Hadas doesn’t get it. Any relatively common disorder that strikes people early in their lives is a potential gold mine for drug companies. Drug companies should be frothing at the mouth at the opportunity to lock up patients for decades with their expensive drugs. The research community should be responding to a relatively common and debilitating  condition but neither are.  Neither potential  profits or societal effects appear to matter.

Treatments or vaccines for CFS are likely to turn out to cost less than the value of the labour that is currently lost to the disease.

Contrast the societal benefits of drugs  that could return a million or so patients to productivity for decades with the benefits of drugs that prolong the lives of cancer patients for a couple of months. No dollars are being  devoted to the first type of drug, while hundreds of millions of dollars are being devoted to the second. Adam Smith’s ‘invisible hand’ of the markets is not working.

paradox words

The relatively early age at which people often get ME/CFS could mean big profits for decades for drug companies – so why haven’t they shown up?

The fact that ME/CFS does not ordinarily kill people, the lack of a celebrity spokesperson, and (of course) conspiracies have all been proposed to explain this medical market failure, but Hadas suggests that ME/CFS’s big problem is that it doesn’t fit the one pathogen-one illness model of infectious disease.

The medical establishment knows that the old model of infection doesn’t work, but it hasn’t evolved the tools or the gumption to build a newer, more complex  model.

That really hurts because in the research-drug development tango research comes first. You can’t aim a drug at a disorder until you know what to aim it at; i.e. researchers need to elucidate the causes of ME/CFS before drug developers will produce drugs  for it. Having ME/CFS stuck at the very bottom of NIH funding barrel for decades means few treatment options and little drug development.
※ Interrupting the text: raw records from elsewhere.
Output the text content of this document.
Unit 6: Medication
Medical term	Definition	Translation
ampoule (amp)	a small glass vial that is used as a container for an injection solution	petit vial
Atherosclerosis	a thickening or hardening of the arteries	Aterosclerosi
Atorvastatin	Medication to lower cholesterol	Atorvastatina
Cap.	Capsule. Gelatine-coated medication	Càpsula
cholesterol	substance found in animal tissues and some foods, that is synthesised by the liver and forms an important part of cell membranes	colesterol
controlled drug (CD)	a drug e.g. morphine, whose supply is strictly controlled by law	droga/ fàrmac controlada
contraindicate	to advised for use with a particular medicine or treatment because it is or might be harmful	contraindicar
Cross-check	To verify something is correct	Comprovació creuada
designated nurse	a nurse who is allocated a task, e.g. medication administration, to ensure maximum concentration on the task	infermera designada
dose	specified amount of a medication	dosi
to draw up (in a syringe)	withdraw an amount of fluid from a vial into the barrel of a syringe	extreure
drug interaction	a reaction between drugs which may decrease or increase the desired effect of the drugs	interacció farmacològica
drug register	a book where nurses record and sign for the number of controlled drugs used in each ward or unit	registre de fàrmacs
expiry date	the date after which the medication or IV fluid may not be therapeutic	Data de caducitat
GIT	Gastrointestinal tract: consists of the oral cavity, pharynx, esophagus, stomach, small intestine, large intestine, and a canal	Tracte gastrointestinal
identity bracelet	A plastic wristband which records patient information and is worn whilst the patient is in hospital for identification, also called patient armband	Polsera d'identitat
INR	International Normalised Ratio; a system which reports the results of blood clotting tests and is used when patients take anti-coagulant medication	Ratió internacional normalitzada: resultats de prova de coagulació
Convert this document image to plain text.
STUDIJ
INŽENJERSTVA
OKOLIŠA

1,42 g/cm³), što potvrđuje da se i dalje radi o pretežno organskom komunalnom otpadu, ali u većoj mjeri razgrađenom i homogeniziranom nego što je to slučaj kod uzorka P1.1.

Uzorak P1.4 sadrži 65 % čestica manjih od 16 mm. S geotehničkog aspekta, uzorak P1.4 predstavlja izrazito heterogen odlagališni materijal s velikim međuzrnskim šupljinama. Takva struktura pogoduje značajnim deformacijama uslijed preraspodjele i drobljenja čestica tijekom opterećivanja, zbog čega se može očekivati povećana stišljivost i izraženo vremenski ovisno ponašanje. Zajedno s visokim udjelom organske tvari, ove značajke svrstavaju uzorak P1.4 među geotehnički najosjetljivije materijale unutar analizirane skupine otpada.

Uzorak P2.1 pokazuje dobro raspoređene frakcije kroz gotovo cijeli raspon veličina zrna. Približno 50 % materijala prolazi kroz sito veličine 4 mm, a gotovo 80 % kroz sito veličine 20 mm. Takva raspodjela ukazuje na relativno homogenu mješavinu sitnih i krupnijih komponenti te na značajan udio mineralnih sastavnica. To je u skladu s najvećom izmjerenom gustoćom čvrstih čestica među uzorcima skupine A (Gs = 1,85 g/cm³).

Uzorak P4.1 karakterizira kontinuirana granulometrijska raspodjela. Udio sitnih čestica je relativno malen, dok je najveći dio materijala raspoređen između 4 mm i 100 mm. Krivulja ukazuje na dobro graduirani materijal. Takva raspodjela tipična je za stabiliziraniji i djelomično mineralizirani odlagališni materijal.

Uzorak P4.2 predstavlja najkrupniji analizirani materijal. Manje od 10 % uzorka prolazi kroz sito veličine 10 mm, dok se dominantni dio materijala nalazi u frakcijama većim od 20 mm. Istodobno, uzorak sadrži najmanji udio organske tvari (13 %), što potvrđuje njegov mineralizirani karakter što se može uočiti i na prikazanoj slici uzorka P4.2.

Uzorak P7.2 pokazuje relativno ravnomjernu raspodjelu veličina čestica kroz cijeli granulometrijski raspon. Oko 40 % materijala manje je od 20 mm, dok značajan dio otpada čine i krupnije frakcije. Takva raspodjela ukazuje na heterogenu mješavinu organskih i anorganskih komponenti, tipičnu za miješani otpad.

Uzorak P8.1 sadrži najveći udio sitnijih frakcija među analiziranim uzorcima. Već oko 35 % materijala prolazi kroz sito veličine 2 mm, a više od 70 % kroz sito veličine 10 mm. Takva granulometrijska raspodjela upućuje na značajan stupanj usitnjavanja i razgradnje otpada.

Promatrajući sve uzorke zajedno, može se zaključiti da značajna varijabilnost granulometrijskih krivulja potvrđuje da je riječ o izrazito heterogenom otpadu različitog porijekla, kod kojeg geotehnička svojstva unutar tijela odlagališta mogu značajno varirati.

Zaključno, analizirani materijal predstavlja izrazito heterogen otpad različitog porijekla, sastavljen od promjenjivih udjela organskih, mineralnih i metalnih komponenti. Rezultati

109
The federal funders have to do their part first – and they haven’t.

lab pipette

Low research funding makes it more difficult for drug company to develop drugs for ME/CFS

Hadas does not note one part of the market that has responded: the small private research foundations which may spend more on ME/CFS every year than the federal government. A ratio of private/public spending on disorders  would probably highlight a variety of disorders for which  the  traditional ‘medical markets’ have failed.  “The Failure of the Medical Markets in ME/CFS” would be a fascinating PhD dissertation.

The leading researchers do see the disease as a complex and multi-system failure. Their work could lead to a medical, intellectual and economic triumph.

Hadas is hopeful that some members of medical establishment are finally taking note, and if they are given the funding he predicts their work will be ultimately be both a medical and economic triumph   – not just for ME/CFS but for other debilitating diseases as well. Indeed, the fact that the economic failure of the market to provide for  people with Chronic Fatigue Syndrome is being examined is a step forward.

I believe Hadas’s proposal that ME/CFS  reflects  a new model of  disease the medical establishment hasn’t caught up with is a good one, but one which is missing a few factors.

gender

I believe that gender is just one of several issues that keeps ME/CFS from being taken seriously.

I suggest that ME/CFS is not alone, but is one of a group of disorders that have largely been ignored by the medical establishment.  All are relative new (to medical research), are common, have high  rates of disability, cause huge economic and medical costs (but not death), and are dominated by a group of patients – females – who have traditionally been poorly served by the medical establishment.

They are disorders like ME/CFS and Fibromyalgia, irritable  bowel syndrome, TMJ  and  interstitial cystitis. They constitute what may be the last great fight for equal rights/funding in the medical establishment for women.

Coming up shortly we address one of the most glaring failures of the medical markets –  drug development – and push the FDA to do more.

Why do you think the ‘medical markets’ haven’t responded to either the need or opportunity that ME/CFS represents?